Baseada na laureada peça que conquistou o Festival Fringe, em Edimburgo, a obra acompanha Donny (Richard Gadd), o nosso protagonista, cuja carreira como comediante se afigura um desastre.
A vida prepara-lhe amarguradas surpresas quando se vê preso na teia de uma relação deturpada com Martha (Jessica Gunning), uma stalker que desperta nele um trauma reprimido.
Ao longo dos sete episódios, faz-se um retrato cru sobre violência sexual e stalking. Um desconforto necessário que traz temas relevantes à grande tela. Uma série que nos prende do início ao fim, que nos comove e atormenta a cada episódio.
Mariana Polido
All of Us Strangers (2023), Andrew Haigh
Adam navega um quotidiano solitário e sem rumo, condenado por um passado longínquo, com o qual ainda não se pacificou. A morte prematura dos pais – quando ainda não tinha doze anos – faz com que, no presente, não consiga evitar encontros imaginários com os mesmos, procurando conforto na ficção daquilo que ficou por dizer ou por viver – como assumir perante a mãe a sua homossexualidade ou exigir do pai mais calor e afeto.

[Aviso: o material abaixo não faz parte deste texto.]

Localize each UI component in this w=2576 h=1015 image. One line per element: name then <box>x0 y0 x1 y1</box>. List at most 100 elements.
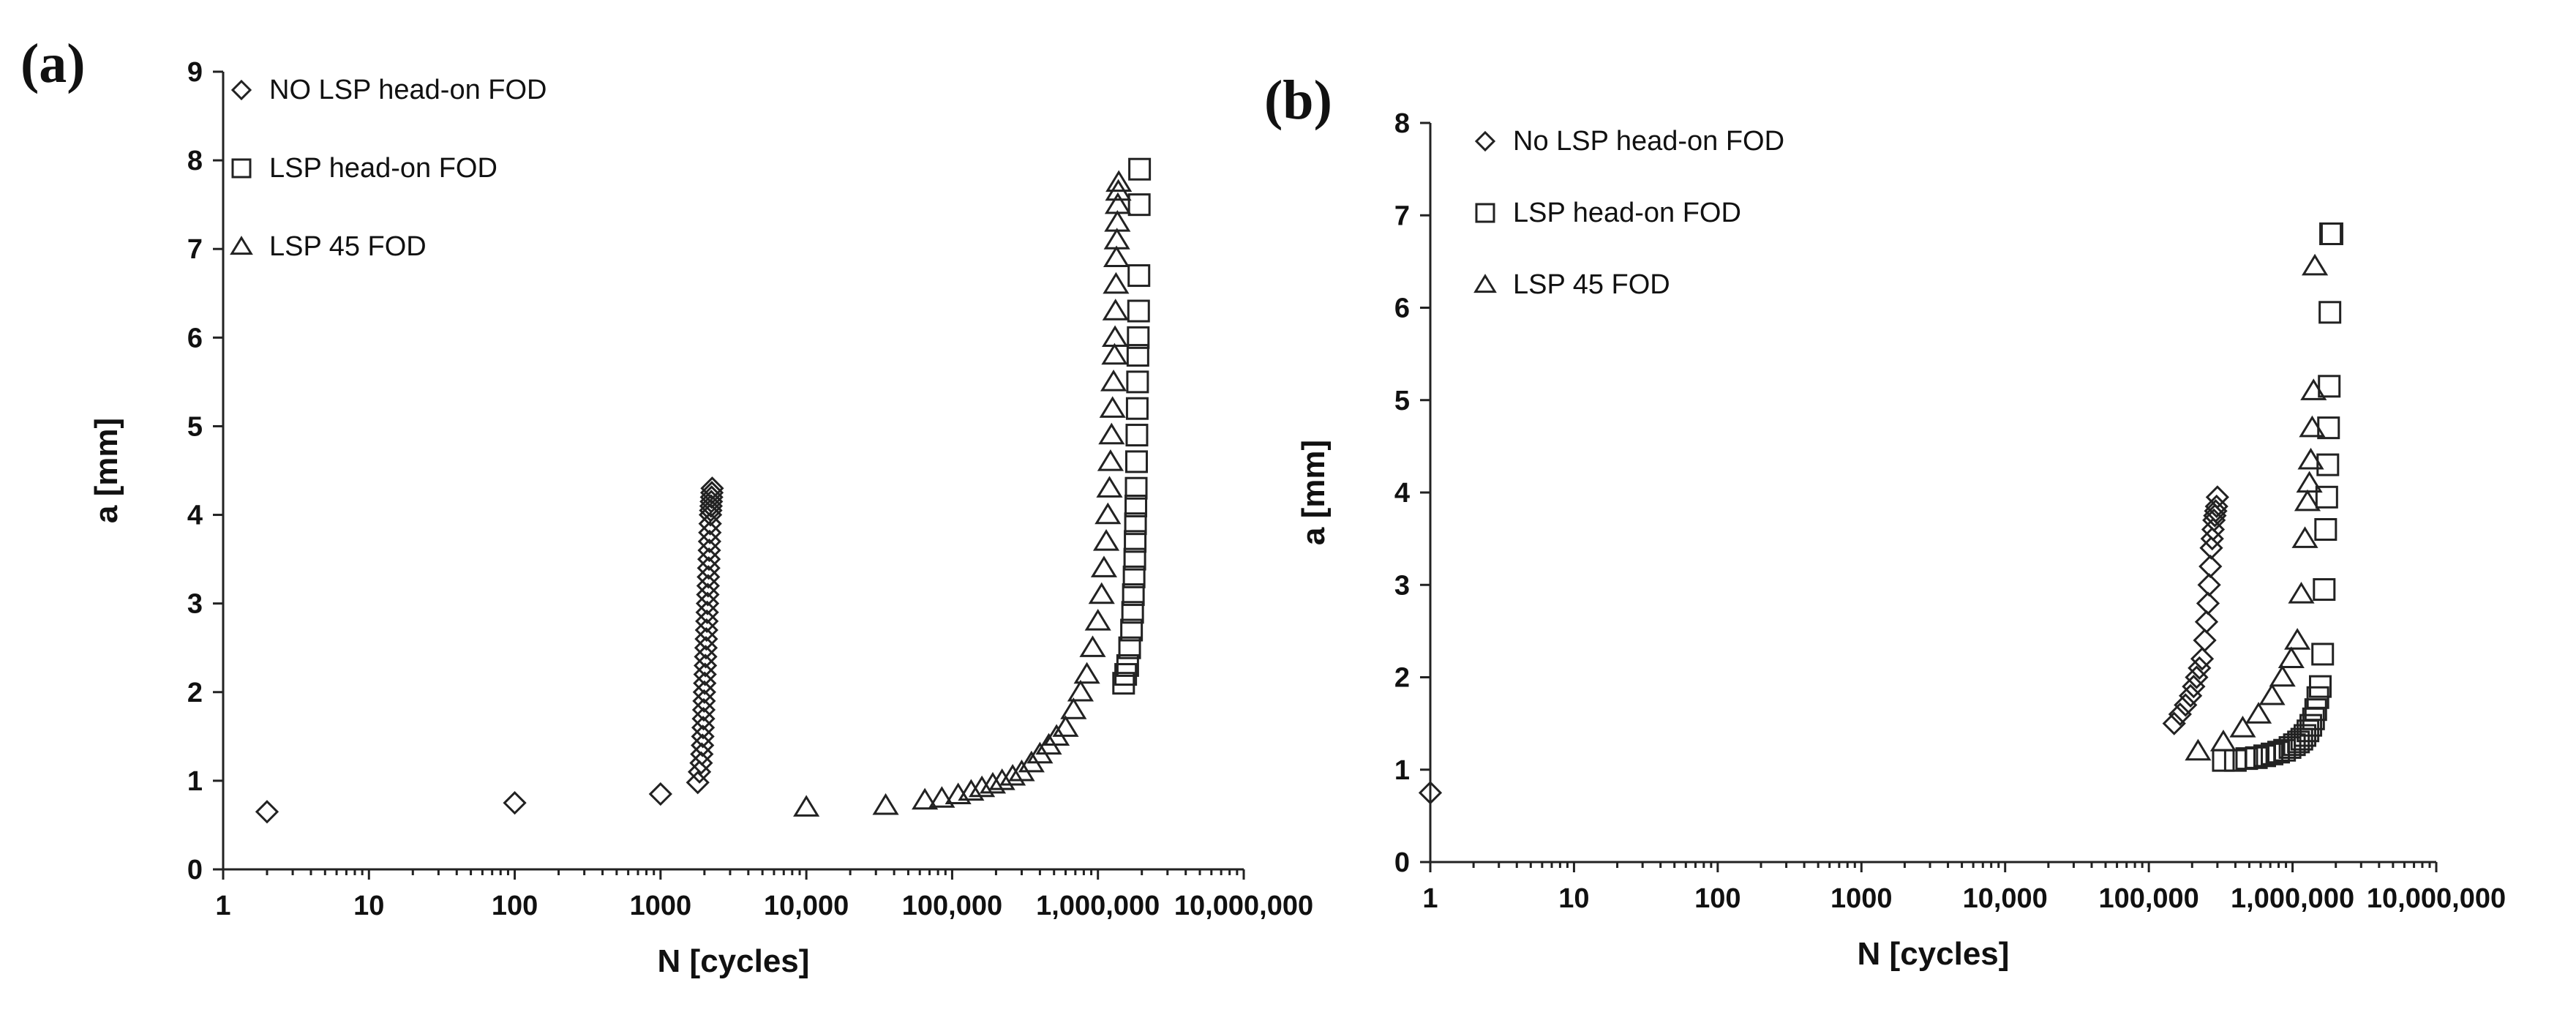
x-tick-label: 10,000 <box>1963 883 2048 914</box>
x-tick-label: 1 <box>1422 883 1438 914</box>
data-point <box>691 724 715 749</box>
data-point <box>1104 192 1132 214</box>
data-point <box>988 768 1015 790</box>
data-point <box>1100 370 1127 392</box>
data-point <box>2245 702 2272 724</box>
data-point <box>696 556 721 580</box>
y-tick-label: 0 <box>187 855 203 885</box>
data-point <box>686 771 710 795</box>
data-point <box>1114 663 1138 686</box>
y-tick-label: 7 <box>187 234 203 265</box>
data-point <box>1124 494 1148 517</box>
legend-marker-triangle <box>1473 274 1497 293</box>
data-point <box>2318 301 2342 324</box>
data-point <box>2297 447 2324 470</box>
legend-marker-diamond <box>1474 130 1496 152</box>
data-point <box>2194 610 2219 634</box>
y-tick-label: 3 <box>1394 570 1410 601</box>
panel-a: (a)1 10 100 1000 10,000 100,000 1,000,000 10,00… <box>20 33 1313 979</box>
x-axis-title: N [cycles] <box>1858 936 2010 972</box>
data-point <box>2185 738 2212 761</box>
data-point <box>2190 647 2215 671</box>
data-point <box>2209 729 2237 752</box>
data-point <box>1090 555 1118 577</box>
x-tick-label: 10 <box>353 891 384 921</box>
data-point <box>2318 375 2341 398</box>
x-tick-label: 100 <box>1694 883 1741 914</box>
data-point <box>691 706 716 731</box>
legend-label: No LSP head-on FOD <box>1513 126 1784 157</box>
data-point <box>691 716 716 740</box>
data-point <box>1120 618 1144 642</box>
data-point <box>2316 453 2340 476</box>
x-tick-label: 1,000,000 <box>2231 883 2354 914</box>
legend-label: LSP 45 FOD <box>1513 269 1670 300</box>
series-square <box>1112 157 1152 695</box>
y-tick-label: 0 <box>1394 847 1410 878</box>
data-point <box>2188 656 2212 680</box>
data-point <box>2182 675 2206 699</box>
data-point <box>2290 727 2313 751</box>
data-point <box>2304 698 2327 722</box>
x-axis-title: N [cycles] <box>658 943 810 979</box>
y-axis-title: a [mm] <box>1296 440 1332 545</box>
data-point <box>1103 271 1130 294</box>
data-point <box>999 763 1026 786</box>
data-point <box>1128 157 1152 181</box>
data-point <box>696 574 721 598</box>
data-point <box>1112 672 1135 695</box>
data-point <box>1121 601 1144 624</box>
data-point <box>1122 565 1146 588</box>
data-point <box>1126 344 1149 367</box>
x-tick-label: 10 <box>1558 883 1589 914</box>
data-point <box>1127 299 1150 323</box>
data-point <box>1116 653 1139 677</box>
data-point <box>2314 518 2337 541</box>
x-tick-label: 100,000 <box>2098 883 2198 914</box>
y-tick-label: 7 <box>1394 201 1410 231</box>
data-point <box>1073 662 1100 684</box>
data-point <box>255 800 279 824</box>
data-point <box>1052 715 1079 737</box>
data-point <box>2168 702 2192 727</box>
data-point <box>979 771 1007 794</box>
data-point <box>694 645 718 669</box>
data-point <box>2302 253 2329 276</box>
data-point <box>2284 628 2311 650</box>
data-point <box>2296 471 2323 493</box>
y-tick-label: 5 <box>1394 386 1410 416</box>
x-tick-label: 10,000 <box>764 891 849 921</box>
data-point <box>691 733 715 757</box>
data-point <box>694 636 718 660</box>
data-point <box>695 600 719 624</box>
data-point <box>2174 693 2198 717</box>
x-tick-label: 1000 <box>1830 883 1893 914</box>
series-triangle <box>793 170 1133 817</box>
data-point <box>1103 245 1130 268</box>
y-tick-label: 2 <box>187 678 203 708</box>
data-point <box>2193 628 2217 653</box>
data-point <box>1122 583 1145 607</box>
data-point <box>1101 342 1128 365</box>
legend-label: LSP 45 FOD <box>269 231 427 262</box>
data-point <box>2269 664 2296 687</box>
data-point <box>1084 609 1111 631</box>
y-tick-label: 1 <box>1394 755 1410 786</box>
data-point <box>698 520 722 544</box>
data-point <box>696 565 721 589</box>
data-point <box>1105 170 1133 192</box>
data-point <box>695 609 719 634</box>
y-tick-label: 4 <box>1394 478 1410 509</box>
data-point <box>1127 193 1151 217</box>
y-tick-label: 6 <box>187 323 203 353</box>
data-point <box>1123 547 1146 571</box>
data-point <box>2185 665 2209 689</box>
series-diamond <box>1418 485 2229 805</box>
data-point <box>698 512 722 536</box>
data-point <box>697 529 722 554</box>
y-tick-label: 2 <box>1394 663 1410 694</box>
data-point <box>696 583 720 607</box>
data-point <box>928 786 955 808</box>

Num quadro um tanto místico e obscuro, salta para a cena Harry, outra alma desamparada, que provoca um twist inesperado na trajetória da narrativa.
Com uma realização de sensibilidade acutilante, All of Us Strangers arrepia-nos do primeiro ao último minuto. Diálogos intensos, interpretações poderosas de todo o elenco – em particular, de Andrew Scott (Adam) e de Paul Mescal (Harry) – e um soundtrack imersivo, compõem uma verdadeira obra-prima, poética e comovente. Sem dúvida, um dos melhores filmes do ano.
Beatriz Castro
Disenchantment, série disponível na Netflix
Para alguém como eu, Disenchantment prometia pouco. Um cartoon fantástico sobre os tempos medievais é uma combinação que, na minha mente, não inspirava confiança nenhuma. Felizmente, fui intimado para a sua visualização – então, lancei-me ao primeiro episódio.
Numa visão alternativa da Europa medieval, a rebelde e alcoólica futura rainha de Dreamland, Bean, trava amizade com o seu demónio pessoal, Luci, e com um ingénuo elfo, de nome Elfo (sim, o elfo chama-se Elfo). Juntos, os três arranjam maneiras de tornar a vida menos aborrecida, festejando, fugindo a casamentos, explorando os reinos vizinhos e descobrindo conspirações mirabolantes.
Do criador de The Simpsons e Futurama, Disenchantment é tido como um “desenho animado de comédia”; no entanto, em certos momentos, peca neste aspeto, mostrando-se previsível e repetitivo – foram, antes, a criatividade, os personagens e o enredo que realmente me tornaram fã.